The goddess standing with her weight on her left leg, her right pulled back and bent at the knee, the heel raised, wearing a short-sleeved chiton over which a fringed himation is draped and secured by a knot above the right breast, its edge falling between her breasts, the heavy folds contrasting with the crinkly surface of the chiton, her right arm lowered, perhaps once holding a ship's rudder, her left shoulder pulled back, the separately-made arm now missing but likely once supporting a cornucopia, her head turned to her right, her expressive face with parted lips and wide eyes preserving traces of inlay, with a crescentic diadem in her center-parted hair, the diadem with incised curvilinear ornament, her hair tied in a chignon, with long cork-screw tresses falling on to each shoulder, her head surmounted by a modius adorned with sheaves of wheat or feathers
7½ in. (19 cm.) high
Provenance
European Art Market, 1990.
Anonymous sale; Sotheby's, New York,
17 December 1996, lot 77.

Lot Essay

The combination of the corkscrew locks, the drapery with its knot above the right breast, and the cornucopia (missing here) only came to be associated with depictions of the goddess Isis during the Roman Period.

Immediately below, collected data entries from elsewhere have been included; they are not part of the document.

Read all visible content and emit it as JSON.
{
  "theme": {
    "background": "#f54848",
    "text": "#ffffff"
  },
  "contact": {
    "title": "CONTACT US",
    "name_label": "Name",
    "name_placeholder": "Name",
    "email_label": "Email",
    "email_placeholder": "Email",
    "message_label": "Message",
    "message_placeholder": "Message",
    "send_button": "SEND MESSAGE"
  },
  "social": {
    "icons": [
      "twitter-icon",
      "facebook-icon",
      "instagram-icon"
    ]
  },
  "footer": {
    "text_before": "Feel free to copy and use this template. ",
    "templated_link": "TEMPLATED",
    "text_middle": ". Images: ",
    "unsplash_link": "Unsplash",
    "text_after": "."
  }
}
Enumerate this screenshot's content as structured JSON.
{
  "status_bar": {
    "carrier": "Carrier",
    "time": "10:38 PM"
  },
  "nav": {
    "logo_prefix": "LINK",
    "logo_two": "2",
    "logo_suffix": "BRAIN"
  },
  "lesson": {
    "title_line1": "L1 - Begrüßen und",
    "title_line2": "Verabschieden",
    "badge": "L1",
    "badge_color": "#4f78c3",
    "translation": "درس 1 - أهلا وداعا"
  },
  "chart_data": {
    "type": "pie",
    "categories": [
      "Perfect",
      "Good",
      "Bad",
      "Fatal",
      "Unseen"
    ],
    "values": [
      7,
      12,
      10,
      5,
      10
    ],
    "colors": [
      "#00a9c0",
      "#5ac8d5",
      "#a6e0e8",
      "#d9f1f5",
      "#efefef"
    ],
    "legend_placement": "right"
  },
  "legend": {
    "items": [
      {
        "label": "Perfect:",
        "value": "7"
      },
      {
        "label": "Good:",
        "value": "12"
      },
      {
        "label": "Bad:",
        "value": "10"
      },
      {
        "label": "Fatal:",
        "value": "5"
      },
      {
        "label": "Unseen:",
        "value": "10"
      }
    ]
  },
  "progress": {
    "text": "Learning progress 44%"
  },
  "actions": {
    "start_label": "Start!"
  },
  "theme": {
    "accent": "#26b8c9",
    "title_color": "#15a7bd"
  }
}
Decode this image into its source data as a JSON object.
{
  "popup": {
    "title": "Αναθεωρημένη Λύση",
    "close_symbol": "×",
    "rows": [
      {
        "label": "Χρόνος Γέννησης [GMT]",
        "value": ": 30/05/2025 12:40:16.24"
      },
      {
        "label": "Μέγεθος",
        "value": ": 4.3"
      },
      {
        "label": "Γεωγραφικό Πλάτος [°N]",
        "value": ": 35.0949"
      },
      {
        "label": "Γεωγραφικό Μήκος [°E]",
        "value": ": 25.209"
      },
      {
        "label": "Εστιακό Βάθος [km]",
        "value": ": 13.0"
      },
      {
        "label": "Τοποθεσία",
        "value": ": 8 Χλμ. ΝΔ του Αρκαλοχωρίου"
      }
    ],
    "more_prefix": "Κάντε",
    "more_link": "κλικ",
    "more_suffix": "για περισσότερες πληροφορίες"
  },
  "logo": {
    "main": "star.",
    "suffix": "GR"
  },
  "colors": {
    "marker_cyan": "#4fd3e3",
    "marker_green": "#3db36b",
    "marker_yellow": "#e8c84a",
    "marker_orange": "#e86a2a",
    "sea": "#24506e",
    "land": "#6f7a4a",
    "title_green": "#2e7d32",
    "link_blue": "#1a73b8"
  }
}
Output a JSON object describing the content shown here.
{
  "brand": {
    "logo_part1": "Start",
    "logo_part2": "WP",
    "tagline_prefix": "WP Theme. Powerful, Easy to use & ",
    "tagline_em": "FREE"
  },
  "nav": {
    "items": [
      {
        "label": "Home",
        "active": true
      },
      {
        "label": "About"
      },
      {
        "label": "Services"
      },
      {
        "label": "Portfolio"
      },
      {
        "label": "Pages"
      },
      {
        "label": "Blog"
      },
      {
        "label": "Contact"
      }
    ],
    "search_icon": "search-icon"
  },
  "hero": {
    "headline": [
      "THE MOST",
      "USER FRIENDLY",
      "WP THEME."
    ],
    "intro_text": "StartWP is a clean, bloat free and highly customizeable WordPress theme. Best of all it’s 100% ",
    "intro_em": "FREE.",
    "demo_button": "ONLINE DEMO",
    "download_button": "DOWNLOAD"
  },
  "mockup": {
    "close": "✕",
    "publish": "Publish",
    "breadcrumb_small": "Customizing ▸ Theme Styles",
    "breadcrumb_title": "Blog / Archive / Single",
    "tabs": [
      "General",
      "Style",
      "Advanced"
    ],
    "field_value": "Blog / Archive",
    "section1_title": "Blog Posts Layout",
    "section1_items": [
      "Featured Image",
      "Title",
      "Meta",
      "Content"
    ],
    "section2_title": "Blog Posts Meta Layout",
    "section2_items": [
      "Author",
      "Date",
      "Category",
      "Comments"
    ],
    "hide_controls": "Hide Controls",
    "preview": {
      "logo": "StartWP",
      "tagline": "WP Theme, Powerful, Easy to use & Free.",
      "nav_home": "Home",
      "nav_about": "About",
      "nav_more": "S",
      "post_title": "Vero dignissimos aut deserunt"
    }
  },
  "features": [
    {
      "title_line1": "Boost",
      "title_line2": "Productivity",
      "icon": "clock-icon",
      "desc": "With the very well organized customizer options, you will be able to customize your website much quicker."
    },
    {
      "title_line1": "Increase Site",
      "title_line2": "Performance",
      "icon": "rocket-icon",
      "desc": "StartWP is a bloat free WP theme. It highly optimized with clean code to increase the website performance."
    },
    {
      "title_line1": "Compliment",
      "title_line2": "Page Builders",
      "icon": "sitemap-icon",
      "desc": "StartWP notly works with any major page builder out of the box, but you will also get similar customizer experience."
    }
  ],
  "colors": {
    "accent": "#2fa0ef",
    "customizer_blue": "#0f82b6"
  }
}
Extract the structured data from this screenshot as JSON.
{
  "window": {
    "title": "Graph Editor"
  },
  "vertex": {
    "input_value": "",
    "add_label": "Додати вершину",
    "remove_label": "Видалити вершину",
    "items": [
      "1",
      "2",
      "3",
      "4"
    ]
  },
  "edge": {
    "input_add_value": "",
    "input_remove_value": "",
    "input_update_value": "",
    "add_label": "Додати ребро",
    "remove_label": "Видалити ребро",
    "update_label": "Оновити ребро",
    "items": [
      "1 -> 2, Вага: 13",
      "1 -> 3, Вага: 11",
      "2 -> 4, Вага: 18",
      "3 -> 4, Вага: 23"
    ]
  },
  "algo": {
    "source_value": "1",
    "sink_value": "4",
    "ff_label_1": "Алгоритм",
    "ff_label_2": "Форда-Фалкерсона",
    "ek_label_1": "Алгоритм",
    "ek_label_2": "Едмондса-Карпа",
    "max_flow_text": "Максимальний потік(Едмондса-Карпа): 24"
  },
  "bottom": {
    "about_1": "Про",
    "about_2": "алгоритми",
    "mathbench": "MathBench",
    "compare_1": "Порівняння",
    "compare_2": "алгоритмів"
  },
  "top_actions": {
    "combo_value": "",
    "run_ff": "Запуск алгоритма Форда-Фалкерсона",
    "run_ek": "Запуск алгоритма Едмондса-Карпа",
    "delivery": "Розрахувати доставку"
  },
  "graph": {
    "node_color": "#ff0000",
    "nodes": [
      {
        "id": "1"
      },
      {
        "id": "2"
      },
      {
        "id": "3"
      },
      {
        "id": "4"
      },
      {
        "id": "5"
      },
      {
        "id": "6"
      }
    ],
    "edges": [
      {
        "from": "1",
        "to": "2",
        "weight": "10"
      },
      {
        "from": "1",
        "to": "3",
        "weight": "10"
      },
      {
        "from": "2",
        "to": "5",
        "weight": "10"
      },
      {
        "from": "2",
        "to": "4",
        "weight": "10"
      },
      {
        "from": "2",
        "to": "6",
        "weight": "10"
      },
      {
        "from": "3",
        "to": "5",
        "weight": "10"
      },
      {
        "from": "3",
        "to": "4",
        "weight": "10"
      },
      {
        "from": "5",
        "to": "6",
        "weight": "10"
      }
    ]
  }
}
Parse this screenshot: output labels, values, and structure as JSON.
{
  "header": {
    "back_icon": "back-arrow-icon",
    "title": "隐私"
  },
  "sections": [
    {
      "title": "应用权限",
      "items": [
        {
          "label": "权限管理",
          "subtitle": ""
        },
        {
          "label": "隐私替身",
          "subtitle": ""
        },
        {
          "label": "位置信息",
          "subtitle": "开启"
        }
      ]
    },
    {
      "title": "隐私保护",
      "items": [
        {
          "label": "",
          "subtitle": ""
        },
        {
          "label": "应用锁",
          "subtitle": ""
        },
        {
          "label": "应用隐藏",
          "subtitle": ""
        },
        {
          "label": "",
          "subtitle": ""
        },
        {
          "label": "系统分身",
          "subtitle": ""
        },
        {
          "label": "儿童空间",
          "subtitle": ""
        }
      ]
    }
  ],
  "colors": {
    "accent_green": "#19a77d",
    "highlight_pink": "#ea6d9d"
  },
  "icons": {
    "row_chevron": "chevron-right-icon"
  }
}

The imagery was first used for portraits of Ptolemaic queens; only late in the dynasty did the royal women come to be associated with the goddess (see S. Ashton, "Identifying the Egyptian-style Ptolemaic queens" in Walker and Higgs, Cleopatra of Egypt, p. 150). The crescentic diadem and the ship's rudder (also missing here) and often also the modius are found on Roman depictions of Fortuna. When the attributes of the two goddesses are combined, this is normally achieved by the addition of an Egyptianizing crown. Such syncretistic images usually have the himation tied in an "Isis knot" positioned between the breasts. See for example the bronze in the Museo Nazionale, Naples, no. 180m in Rausa, "Tyche/Fortuna" in LIMC. Based on the placement of the himation knot above the right breast, the present bronze must be inspired by a Ptolemaic original. The attributes of the two goddesses have been successfully integrated into a harmonious composition.